DG> The 5 day course can be boiled down really to one concept
DG> that can be taught in 5 minutes... "binary search".

Every half-decent programmer knows O(log(N)) is one's friend
unless the scalar coefficient is large.  A good way to
demonstrate its efficiency is:

* Have someone pick an integer between 1 and n, inclusive
* Make guesses, going "higher" or "lower" according to the
number-holder's feedback.

The uninformed are surprised that one can always guess the number
from 1 to 1000 in ten iterations or less.

DG> The reason I am writing this note is as I went through a
DG> career of troubleshooting I was surprised at the number of
DG> colleagues who had no concept of "half-splitting" and used
DG> "linear" or "random" techniques to determine test
DG> points/tests with a corresponding dramatic reduction in
DG> effectiveness.

Good point.

[ below text in response to nobody in particular ]
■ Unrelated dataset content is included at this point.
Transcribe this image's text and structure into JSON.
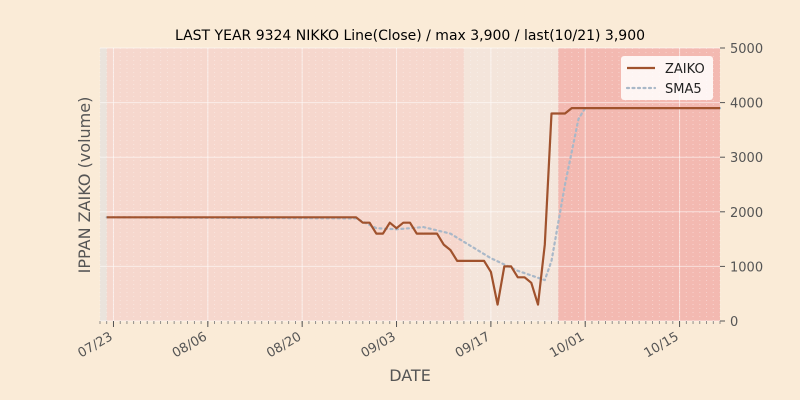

It's also important that one avoid:

* The faulty assumption there is but one problem
* Incorrectly-formed causal relationships (NANOG-L has some
examples of these)
* Making too many changes in one iteration
* Attempting to tackle a system with more unknowns than are
absolutely necessary.

A certain amount of troubleshooting can be taught, but IMHO it
requires a self-driven person with intuitive reasoning.

Finally: Apprenticeship.  Have the novices follow along when
experts work actual cases.  A certain amount of troubleshooting
is developing the intuition to make informed guesses -- e.g.,
"some idiot broke pmtud" -- and develop good leads without having
to search methodically through the entire problem space.